Paix à l'âme immortelle,
Qui garde encore en elle
La tache originelle
De son iniquité!
Quels tintements sourds, quels tons éclatants, viennent arracher la coupe à mes lèvres avides? Cloches retentissantes, sonnez-vous déjà la première heure de la fête de Pâques? Chœurs, entonnez-vous déjà ces chants de consolation, qui percèrent jadis la nuit du tombeau, quand la voix des Anges s'éleva pour annoncer la nouvelle alliance?
D'huiles nouvelles
Oignant son front pâli,
Nous, ses fidèles,
L'avions enseveli.
Hier encore
Nous étions là, couvrant de fins tissus
Ses membres nus;
Voici l'aurore,
Et Christ, hélas! Christ ne s'y trouve plus.
Christ est ressuscité,
Heureuse l'âme pure
Qui souffre sans murmure,
Et supporte l'injure
Avec humilité!
Chants célestes, puissants et doux, pourquoi me cherchez-vous dans la poussière? Faites-vous entendre aux hommes que vous touchez encore. Mon oreille saisit, aussi bien que la leur, le message que vous apportez; mais la foi me manque, et le miracle est l'enfant chéri de la foi. Je n'ose aspirer à cette région, d'où descend la bonne nouvelle… Et toutefois, accoutumé dès l'enfance à vos sons, ils me rappellent à la vie malgré moi. Jadis un baiser de l'amour divin me ravissait aux cieux, pendant la solennité grave et paisible du dimanche! La lente harmonie des cloches, berçant alors mon âme, l'agitait de doux pressentiments; et la prière était pour moi une jouissance ardente. Des désirs d'une pureté incroyable s'emparaient de moi, et m'entraînaient à parcourir les bois et les prairies; je versais de délicieuses larmes, j'entrevoyais un monde de bonheur. Ces chants préludaient aux ébats joyeux de la jeunesse, ils ouvraient l'aimable fête du printemps… Même à présent leur souvenir, si plein d'émotions enfantines, me fait reculer devant le pas que j'allais franchir. Oh! faites-vous entendre encore, chants célestes et doux! Une larme coule, la terre m'a reconquis.
De sa tombe funeste
Quittant l'obscurité,
Vers la voûte céleste
Christ est monté.
Son âme prisonnière
Renaît à la lumière,
Pour ne jamais mourir;
Las! et nous, pour souffrir,
Nous restons sur la terre.
Entre tous ses élus
Nous qu'il aima le plus,
Il nous laisse en arrière
Sourd à notre douleur,
Il vient de disparaître…
O divin maître,
Nous pleurons ton bonheur.
Christ est ressuscité
Du sein de la mort même.
Pour ceux qu'il aime
O bien suprême,
Pure félicité!
Âmes captives,
Rompez vos fers.
En de joyeux concerts,
Âmes plaintives,
Changez vos pleurs amers.
Et vous dont la bouche
Ne mentit jamais,
Hommes droits et vrais
Que sa loi touche;
Christ aujourd'hui
Est votre appui,
Christ vous appelle:
Troupe fidèle,
Venez à lui!
Pourquoi donc par là?
Nous allons au rendez-vous de chasse.
Gagnons le moulin, nous autres.
Je vous conseille plutôt d'aller au cours-d'eau.

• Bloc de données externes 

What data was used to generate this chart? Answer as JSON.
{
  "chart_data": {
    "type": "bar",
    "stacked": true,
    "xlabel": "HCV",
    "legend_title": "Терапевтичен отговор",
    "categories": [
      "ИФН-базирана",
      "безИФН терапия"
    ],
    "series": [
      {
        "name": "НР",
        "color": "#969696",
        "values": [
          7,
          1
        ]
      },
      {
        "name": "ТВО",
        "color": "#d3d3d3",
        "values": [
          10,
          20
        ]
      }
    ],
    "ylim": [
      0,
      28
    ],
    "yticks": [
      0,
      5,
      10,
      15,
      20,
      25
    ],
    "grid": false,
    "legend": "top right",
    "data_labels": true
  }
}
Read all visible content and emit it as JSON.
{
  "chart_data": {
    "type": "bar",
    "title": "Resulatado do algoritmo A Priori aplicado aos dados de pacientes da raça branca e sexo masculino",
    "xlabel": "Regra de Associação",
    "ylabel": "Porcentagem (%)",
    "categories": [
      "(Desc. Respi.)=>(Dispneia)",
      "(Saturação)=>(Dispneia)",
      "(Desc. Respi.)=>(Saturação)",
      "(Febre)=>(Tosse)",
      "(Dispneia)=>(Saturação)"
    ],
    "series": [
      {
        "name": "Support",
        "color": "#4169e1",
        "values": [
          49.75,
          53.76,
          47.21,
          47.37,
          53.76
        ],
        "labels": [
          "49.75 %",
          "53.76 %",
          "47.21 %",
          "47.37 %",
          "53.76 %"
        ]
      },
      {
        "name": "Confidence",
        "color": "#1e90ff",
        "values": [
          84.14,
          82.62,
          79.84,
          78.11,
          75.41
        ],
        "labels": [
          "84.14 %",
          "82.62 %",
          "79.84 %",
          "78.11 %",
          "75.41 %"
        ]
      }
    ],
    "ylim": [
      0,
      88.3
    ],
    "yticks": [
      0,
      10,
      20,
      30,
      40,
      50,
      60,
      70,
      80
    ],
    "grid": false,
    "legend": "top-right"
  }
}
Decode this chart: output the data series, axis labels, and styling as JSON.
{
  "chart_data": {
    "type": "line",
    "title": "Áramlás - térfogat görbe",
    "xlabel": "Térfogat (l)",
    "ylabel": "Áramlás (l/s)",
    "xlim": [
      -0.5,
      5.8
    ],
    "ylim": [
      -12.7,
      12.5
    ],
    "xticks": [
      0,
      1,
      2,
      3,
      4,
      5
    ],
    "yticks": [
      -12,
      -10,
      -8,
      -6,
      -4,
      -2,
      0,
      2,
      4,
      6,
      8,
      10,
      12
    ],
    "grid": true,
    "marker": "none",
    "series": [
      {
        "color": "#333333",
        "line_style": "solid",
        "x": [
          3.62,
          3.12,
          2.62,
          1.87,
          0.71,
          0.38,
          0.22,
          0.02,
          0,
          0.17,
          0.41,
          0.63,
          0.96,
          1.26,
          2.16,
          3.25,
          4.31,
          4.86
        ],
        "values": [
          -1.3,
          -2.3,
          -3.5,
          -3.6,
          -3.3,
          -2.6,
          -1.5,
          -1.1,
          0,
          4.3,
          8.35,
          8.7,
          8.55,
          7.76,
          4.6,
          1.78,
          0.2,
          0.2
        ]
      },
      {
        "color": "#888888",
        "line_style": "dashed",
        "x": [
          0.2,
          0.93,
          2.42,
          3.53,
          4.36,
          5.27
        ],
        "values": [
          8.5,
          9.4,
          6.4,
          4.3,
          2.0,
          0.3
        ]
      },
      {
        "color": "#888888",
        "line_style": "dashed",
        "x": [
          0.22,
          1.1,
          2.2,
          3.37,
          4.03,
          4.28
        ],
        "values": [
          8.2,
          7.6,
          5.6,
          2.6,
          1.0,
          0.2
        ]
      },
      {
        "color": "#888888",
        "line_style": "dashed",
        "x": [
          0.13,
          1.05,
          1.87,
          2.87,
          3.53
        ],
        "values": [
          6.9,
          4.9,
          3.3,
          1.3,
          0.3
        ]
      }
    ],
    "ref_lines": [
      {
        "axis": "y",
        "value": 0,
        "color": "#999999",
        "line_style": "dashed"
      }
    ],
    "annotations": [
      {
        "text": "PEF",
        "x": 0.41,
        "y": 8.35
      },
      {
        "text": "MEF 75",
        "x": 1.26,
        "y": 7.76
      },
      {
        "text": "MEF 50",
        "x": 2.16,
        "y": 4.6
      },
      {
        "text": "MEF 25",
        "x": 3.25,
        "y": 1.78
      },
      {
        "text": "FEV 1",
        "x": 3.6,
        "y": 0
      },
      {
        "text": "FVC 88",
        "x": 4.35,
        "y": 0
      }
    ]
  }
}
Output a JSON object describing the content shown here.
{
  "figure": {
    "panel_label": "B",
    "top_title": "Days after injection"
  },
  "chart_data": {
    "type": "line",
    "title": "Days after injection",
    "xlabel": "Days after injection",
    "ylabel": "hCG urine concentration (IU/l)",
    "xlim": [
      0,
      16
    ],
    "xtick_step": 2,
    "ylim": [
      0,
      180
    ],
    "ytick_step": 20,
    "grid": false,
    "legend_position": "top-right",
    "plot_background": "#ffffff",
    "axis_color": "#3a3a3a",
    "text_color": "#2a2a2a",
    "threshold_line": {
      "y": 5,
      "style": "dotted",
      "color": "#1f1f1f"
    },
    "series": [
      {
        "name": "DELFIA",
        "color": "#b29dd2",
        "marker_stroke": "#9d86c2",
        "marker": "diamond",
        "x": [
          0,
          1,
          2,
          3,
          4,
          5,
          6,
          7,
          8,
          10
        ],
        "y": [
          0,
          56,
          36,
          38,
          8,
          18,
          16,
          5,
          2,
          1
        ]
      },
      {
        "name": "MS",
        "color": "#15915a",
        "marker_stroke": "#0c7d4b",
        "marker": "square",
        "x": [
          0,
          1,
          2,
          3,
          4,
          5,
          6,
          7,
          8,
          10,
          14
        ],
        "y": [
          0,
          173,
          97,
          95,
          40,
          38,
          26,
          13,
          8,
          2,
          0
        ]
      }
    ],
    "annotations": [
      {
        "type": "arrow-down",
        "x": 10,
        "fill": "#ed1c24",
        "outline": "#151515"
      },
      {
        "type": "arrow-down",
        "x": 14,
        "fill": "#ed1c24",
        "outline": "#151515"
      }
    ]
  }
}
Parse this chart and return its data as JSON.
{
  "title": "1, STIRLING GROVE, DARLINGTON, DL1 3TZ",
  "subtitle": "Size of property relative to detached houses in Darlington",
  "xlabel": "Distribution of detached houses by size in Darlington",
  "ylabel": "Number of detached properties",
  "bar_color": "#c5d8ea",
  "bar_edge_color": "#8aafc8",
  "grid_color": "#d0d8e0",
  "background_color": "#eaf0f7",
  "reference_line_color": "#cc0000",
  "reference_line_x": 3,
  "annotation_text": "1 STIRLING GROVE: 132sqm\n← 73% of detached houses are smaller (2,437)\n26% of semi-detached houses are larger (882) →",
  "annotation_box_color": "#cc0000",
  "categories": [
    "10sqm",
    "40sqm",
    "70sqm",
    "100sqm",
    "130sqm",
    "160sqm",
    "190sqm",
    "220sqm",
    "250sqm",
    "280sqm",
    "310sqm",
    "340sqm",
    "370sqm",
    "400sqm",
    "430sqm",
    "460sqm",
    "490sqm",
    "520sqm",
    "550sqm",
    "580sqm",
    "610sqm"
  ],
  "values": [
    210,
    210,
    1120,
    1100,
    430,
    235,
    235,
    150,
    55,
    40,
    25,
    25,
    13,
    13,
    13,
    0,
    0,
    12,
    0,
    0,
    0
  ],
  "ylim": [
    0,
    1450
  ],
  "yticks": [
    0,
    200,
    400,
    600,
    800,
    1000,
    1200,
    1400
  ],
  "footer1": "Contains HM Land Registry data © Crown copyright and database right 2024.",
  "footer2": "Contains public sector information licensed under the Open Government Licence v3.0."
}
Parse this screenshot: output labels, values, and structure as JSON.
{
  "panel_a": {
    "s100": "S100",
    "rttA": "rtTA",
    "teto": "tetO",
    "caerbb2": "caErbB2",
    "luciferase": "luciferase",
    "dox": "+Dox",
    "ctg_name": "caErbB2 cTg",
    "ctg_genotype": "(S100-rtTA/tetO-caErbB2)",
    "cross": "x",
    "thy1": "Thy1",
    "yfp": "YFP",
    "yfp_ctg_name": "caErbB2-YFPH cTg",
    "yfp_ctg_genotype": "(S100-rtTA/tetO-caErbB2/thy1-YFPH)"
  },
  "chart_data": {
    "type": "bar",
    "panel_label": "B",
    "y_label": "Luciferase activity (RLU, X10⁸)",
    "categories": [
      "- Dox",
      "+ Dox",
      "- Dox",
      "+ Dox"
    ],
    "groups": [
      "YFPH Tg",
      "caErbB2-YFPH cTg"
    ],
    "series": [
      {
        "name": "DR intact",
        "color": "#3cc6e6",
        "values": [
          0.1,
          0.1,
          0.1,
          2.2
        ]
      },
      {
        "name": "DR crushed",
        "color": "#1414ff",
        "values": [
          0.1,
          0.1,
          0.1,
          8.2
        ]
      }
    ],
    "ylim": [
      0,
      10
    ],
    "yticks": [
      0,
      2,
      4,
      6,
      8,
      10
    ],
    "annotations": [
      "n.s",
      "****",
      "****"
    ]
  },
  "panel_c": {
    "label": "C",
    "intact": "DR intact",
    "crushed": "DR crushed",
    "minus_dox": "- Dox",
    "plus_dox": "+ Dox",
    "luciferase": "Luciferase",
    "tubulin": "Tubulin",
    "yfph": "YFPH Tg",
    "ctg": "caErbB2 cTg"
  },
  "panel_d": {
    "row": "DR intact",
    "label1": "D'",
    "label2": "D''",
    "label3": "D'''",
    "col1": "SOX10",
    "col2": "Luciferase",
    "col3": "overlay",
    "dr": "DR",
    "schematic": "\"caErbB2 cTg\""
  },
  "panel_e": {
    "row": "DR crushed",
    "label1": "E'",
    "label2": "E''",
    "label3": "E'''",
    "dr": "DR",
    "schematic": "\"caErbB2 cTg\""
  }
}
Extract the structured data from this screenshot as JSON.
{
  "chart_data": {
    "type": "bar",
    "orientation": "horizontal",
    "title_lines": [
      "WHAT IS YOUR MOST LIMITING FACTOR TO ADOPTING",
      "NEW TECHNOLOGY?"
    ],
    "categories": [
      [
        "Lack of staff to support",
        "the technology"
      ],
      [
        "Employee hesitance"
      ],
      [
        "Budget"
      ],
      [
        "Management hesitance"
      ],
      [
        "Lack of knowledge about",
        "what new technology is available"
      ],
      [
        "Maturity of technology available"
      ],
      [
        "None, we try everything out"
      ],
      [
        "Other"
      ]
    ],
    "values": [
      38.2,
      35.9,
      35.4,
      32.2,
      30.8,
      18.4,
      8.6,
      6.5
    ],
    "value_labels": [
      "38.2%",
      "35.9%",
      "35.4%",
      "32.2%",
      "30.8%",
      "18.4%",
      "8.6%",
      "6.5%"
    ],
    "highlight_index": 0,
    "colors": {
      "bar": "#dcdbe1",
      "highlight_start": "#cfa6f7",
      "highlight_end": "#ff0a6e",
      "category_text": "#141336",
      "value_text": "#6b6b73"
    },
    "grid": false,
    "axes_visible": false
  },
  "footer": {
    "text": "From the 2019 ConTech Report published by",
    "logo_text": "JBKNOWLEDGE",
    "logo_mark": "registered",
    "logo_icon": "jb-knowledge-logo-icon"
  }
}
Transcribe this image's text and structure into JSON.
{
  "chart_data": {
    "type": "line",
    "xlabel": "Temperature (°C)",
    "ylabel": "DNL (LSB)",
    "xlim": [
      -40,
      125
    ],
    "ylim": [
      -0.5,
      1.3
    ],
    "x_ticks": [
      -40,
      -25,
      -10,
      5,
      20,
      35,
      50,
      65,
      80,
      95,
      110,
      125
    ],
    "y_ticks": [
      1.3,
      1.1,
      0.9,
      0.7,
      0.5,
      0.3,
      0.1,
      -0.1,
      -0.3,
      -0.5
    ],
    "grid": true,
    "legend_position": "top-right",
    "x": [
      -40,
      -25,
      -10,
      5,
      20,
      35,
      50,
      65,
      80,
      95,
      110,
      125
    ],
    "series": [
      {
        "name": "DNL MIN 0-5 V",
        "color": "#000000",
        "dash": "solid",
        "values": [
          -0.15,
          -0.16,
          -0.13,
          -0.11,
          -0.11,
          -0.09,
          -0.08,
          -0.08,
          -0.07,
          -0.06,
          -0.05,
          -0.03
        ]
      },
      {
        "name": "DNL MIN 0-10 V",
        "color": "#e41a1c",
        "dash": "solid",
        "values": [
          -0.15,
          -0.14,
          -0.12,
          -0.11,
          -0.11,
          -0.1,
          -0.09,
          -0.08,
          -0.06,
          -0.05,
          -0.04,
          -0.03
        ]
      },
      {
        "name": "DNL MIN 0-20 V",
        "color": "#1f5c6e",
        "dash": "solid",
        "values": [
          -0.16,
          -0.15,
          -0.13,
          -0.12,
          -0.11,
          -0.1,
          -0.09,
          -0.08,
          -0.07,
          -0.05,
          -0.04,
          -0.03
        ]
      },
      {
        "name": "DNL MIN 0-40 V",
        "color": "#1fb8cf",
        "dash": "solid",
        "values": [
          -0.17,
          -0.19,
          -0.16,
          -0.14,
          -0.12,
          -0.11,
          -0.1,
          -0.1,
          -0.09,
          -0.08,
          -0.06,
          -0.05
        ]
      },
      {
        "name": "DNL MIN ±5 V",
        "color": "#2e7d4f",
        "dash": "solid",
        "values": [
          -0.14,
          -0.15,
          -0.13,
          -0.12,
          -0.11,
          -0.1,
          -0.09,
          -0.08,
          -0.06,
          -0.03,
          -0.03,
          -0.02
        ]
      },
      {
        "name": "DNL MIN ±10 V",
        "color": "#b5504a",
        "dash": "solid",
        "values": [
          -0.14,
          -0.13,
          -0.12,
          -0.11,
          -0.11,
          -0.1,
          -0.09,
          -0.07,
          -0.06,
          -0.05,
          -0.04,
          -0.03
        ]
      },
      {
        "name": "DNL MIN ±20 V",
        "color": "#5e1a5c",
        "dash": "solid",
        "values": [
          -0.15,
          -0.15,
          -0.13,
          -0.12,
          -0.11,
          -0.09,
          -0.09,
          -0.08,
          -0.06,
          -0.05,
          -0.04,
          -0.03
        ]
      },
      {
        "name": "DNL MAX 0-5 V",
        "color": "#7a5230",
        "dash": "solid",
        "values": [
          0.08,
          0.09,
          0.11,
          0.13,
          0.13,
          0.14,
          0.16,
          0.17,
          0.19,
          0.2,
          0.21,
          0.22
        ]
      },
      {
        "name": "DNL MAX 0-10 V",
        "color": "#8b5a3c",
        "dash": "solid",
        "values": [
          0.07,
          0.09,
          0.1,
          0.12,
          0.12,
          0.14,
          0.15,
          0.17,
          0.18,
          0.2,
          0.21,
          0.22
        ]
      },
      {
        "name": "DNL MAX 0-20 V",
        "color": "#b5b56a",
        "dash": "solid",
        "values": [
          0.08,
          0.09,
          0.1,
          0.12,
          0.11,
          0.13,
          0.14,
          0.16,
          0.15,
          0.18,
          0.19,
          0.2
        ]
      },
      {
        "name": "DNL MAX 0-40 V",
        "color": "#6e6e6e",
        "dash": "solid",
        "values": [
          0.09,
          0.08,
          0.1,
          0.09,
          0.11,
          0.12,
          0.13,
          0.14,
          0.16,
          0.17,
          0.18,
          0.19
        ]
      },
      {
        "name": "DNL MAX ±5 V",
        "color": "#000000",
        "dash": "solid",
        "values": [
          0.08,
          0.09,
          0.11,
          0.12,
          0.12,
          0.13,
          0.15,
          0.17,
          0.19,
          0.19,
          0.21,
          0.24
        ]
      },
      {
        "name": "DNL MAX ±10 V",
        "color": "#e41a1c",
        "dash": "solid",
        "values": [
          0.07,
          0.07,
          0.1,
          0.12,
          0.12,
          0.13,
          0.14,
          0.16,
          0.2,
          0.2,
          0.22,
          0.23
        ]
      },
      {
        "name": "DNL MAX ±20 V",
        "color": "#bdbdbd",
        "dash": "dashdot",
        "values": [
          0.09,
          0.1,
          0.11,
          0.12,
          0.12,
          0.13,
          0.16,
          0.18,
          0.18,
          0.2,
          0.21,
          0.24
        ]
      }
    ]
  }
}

La route qui y mène est trop laide.
Et toi, que fais-tu?
Je m'en vais avec les autres.
Venez à Burgdorf. Je vous jure que vous y trouverez les plus jolies filles et la meilleure bière du canton, et des affaires de première qualité.
Quel gaillard! est-ce que les épaules te démangent pour la troisième fois? Vas-y sans moi, j'ai trop peur de cet endroit-là.
Non, non, je m'en retourne à la ville.
Nous le trouverons sûrement sous ces peupliers.